Serum Anti-BRAT1 is a Common Molecular Biomarker for Gastrointestinal Cancers and Atherosclerosis

Liubing Hu; Jiyue Liu; Hideaki Shimada; Masaaki Ito; Kazuo Sugimoto; Takaki Hiwasa; Qinghua Zhou; Jianshuang Li; Si Shen; Hao Wang

doi:10.3389/fonc.2022.870086

Serum Anti-BRAT1 is a Common Molecular Biomarker for Gastrointestinal Cancers and Atherosclerosis

Front Oncol. 2022 May 17:12:870086. doi: 10.3389/fonc.2022.870086. eCollection 2022.

Authors

Liubing Hu^{1

2

3}, Jiyue Liu^{1

4}, Hideaki Shimada⁵, Masaaki Ito⁵, Kazuo Sugimoto^{6

7}, Takaki Hiwasa⁶, Qinghua Zhou^{2

3}, Jianshuang Li^{2

3}, Si Shen^{1

8}, Hao Wang^{1

4

6}

Affiliations

¹ Stroke Center, The First Affiliated Hospital, Jinan University, Guangzhou, China.
² The Biomedical Translational Research Institute, Faculty of Medical Science, Jinan University, Guangzhou, China.
³ College of Life Science and Technology, Jinan University, Guangzhou, China.
⁴ Department of Anesthesiology, The First Affiliated Hospital, Jinan University, Guangzhou, China.
⁵ Department of Gastroenterological Surgery and Clinical Oncology, Toho University Graduate School of Medicine, Tokyo, Japan.
⁶ Department of Biochemistry and Genetics, Graduate School of Medicine, Chiba University, Chiba, Japan.
⁷ Department of Neurology, Dongzhimen Hospital, Beijing University of Chinese Medicine, Beijing, China.
⁸ Department of Radiology, Medical Imaging Center, The First Affiliated Hospital, Jinan University, Guangzhou, China.

Abstract

Atherosclerosis (AS) and cancers are major global causes of mortality and morbidity. They also share common modifiable pathogenesis risk factors. As the same strategies used to predict AS could also detect certain cancers, we sought novel serum antibody biomarkers of cancers in atherosclerotic sera sampled by liquid biopsy.
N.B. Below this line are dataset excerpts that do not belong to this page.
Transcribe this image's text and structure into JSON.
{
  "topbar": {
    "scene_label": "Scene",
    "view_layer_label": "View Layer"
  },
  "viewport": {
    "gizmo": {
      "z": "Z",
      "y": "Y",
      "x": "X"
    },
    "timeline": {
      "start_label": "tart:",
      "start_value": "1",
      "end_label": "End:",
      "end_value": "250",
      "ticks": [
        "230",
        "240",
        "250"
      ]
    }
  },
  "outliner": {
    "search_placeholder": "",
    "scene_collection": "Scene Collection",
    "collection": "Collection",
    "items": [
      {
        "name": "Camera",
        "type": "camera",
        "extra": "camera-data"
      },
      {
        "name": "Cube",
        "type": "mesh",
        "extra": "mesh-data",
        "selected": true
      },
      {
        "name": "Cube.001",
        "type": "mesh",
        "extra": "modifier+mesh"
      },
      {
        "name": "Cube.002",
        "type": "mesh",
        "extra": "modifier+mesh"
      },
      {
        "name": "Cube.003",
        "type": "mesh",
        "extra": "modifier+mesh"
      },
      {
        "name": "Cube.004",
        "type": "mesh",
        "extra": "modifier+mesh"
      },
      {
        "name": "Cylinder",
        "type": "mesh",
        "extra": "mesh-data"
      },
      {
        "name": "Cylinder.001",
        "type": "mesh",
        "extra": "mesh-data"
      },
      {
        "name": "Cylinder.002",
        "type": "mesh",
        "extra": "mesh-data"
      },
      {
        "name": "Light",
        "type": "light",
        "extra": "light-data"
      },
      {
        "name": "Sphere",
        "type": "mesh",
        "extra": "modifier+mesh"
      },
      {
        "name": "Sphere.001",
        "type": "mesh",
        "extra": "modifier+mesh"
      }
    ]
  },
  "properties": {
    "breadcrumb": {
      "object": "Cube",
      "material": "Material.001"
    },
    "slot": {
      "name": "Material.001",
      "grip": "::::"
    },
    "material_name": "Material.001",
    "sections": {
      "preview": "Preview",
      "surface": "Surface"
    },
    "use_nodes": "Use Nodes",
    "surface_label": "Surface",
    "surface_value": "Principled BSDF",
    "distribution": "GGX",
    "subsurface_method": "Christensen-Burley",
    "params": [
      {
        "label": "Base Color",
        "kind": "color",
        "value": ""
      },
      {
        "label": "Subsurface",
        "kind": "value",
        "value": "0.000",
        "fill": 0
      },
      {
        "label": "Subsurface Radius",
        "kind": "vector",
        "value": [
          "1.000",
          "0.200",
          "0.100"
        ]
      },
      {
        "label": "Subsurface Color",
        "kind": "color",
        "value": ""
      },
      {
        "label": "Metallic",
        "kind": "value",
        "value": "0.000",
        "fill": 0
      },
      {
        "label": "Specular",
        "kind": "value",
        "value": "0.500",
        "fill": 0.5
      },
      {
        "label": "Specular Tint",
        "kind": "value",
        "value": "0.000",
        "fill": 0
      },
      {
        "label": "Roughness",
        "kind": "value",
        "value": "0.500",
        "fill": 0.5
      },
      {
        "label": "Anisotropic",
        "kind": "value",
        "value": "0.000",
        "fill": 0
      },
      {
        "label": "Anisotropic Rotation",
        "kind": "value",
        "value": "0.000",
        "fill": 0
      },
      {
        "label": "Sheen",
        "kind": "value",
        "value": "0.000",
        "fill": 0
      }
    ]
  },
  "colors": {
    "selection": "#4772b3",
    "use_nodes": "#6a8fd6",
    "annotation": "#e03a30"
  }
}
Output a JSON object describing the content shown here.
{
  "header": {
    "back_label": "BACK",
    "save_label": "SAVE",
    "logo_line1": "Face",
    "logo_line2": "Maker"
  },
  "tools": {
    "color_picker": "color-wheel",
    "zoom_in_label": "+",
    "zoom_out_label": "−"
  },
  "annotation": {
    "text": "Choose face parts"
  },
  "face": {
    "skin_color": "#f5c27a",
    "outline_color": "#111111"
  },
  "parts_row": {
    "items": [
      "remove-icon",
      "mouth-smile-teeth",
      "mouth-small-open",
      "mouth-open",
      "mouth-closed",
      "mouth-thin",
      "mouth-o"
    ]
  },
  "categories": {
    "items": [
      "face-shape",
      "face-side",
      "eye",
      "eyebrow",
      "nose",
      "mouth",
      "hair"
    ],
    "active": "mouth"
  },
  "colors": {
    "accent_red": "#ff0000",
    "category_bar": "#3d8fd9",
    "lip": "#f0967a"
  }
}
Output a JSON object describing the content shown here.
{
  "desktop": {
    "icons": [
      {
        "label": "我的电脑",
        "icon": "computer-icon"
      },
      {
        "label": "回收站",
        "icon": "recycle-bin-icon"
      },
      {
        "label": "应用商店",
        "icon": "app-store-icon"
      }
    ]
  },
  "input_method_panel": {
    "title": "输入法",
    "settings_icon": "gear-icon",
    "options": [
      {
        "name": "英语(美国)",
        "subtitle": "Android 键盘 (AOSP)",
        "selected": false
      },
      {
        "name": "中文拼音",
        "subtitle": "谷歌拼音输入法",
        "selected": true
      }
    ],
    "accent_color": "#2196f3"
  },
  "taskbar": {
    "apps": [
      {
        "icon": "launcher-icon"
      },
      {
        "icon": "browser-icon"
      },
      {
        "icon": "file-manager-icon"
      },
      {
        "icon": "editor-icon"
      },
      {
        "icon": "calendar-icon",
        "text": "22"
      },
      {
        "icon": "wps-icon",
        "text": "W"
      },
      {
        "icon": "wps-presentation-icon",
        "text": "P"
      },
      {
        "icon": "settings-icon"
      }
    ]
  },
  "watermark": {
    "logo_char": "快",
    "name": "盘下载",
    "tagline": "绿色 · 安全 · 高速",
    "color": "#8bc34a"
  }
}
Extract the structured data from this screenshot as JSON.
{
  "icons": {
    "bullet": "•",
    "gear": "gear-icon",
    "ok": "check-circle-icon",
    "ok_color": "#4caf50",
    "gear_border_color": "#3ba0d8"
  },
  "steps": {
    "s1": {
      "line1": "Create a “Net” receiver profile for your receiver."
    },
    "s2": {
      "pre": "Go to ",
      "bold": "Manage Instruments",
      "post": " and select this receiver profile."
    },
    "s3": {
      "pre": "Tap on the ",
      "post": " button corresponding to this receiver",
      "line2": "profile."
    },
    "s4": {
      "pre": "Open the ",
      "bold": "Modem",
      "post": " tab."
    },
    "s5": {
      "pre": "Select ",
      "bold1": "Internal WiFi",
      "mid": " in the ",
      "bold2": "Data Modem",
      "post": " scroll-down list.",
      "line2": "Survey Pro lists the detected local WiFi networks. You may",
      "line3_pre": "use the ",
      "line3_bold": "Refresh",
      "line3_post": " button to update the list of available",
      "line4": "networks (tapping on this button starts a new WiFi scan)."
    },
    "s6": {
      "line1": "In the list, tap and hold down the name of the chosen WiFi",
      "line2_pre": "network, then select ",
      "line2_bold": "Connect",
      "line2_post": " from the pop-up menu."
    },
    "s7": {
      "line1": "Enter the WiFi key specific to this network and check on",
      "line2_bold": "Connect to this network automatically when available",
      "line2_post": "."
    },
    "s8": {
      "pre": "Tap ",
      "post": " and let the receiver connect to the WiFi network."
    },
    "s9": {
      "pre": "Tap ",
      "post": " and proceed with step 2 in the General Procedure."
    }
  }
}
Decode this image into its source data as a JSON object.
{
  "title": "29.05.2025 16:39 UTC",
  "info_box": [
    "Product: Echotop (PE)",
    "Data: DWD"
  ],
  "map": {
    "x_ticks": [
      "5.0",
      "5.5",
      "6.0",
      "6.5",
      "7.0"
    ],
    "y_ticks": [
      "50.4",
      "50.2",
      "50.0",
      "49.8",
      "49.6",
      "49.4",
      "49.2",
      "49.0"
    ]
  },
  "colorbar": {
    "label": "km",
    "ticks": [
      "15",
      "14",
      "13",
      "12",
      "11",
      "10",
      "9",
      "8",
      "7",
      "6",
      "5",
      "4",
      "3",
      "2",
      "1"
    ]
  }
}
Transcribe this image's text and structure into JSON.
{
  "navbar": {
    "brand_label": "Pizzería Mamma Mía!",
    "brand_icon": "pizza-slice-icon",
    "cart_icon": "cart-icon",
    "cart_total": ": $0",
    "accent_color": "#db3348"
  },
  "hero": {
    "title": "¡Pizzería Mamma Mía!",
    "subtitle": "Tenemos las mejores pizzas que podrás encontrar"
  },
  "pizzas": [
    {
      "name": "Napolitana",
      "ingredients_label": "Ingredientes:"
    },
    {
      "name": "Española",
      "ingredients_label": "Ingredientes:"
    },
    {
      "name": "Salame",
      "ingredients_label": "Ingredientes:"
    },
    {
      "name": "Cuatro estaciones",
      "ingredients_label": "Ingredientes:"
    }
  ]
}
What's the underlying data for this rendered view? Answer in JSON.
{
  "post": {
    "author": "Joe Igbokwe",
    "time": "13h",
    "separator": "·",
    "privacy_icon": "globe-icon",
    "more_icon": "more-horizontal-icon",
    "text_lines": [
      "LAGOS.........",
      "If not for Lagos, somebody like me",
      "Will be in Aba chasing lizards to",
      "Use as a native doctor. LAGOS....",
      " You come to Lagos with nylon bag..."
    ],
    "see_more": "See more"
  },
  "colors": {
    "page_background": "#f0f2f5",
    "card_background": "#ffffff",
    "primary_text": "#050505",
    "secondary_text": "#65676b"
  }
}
Using serological antigen identification by cDNA expression cloning (SEREX) and western blot, we screened and detected the antigens BRCA1-Associated ATM Activator 1 (BRAT1) and WD Repeat Domain 1 (WDR1) in the sera of patients with transient ischemic attacks (TIA). Amplified luminescence proximity homogeneous assay-linked immunosorbent assay (AlphaLISA) established the upregulation of serum BRAT1 antibody (BRAT1-Abs) and WDR1 antibody (WDR1-Abs) in patients with AS-related diseases compared with healthy subjects. ROC and Spearman's correlation analyses showed that BRAT1-Abs and WDR1-Abs could detect AS-related diseases. Thus, serum BRAT1-Abs and WDR1-Abs are potential AS biomarkers. We used online databases and AlphaLISA detection to compare relative antigen and serum antibody expression and found high BRAT1 and BRAT1-Abs expression in patients with GI cancers. Significant increases (> 0.6) in the AUC for BRAT1-Ab vs. esophageal squamous cell carcinoma (ESCC), gastric cancer, and colorectal cancer suggested that BRAT1-Ab exhibited better predictive potential for GI cancers than WDR1-Ab. There was no significant difference in overall survival (OS) between BRAT1-Ab groups (P = 0.12). Nevertheless, a log-rank test disclosed that the highest serum BRAT1-Ab levels were associated with poor ESCC prognosis at 5-60 weeks post-surgery. We validated the foregoing conclusions by comparing serum BRAT1-Ab and WDR1-Ab levels based on the clinicopathological characteristics of the patients with ESCC. Multiple statistical approaches established a correlation between serum BRAT1-Ab levels and platelet counts. BRAT1-Ab upregulation may enable early detection of AS and GI cancers and facilitate the delay of disease progression. Thus, BRAT1-Ab is a potential antibody biomarker for the diagnosis of AS and GI cancers and strongly supports the routine clinical application of liquid biopsy in chronic disease detection and diagnosis.

Keywords: BRAT1; antibody biomarker; atherosclerosis; gastrointestinal cancer; liquid biopsy.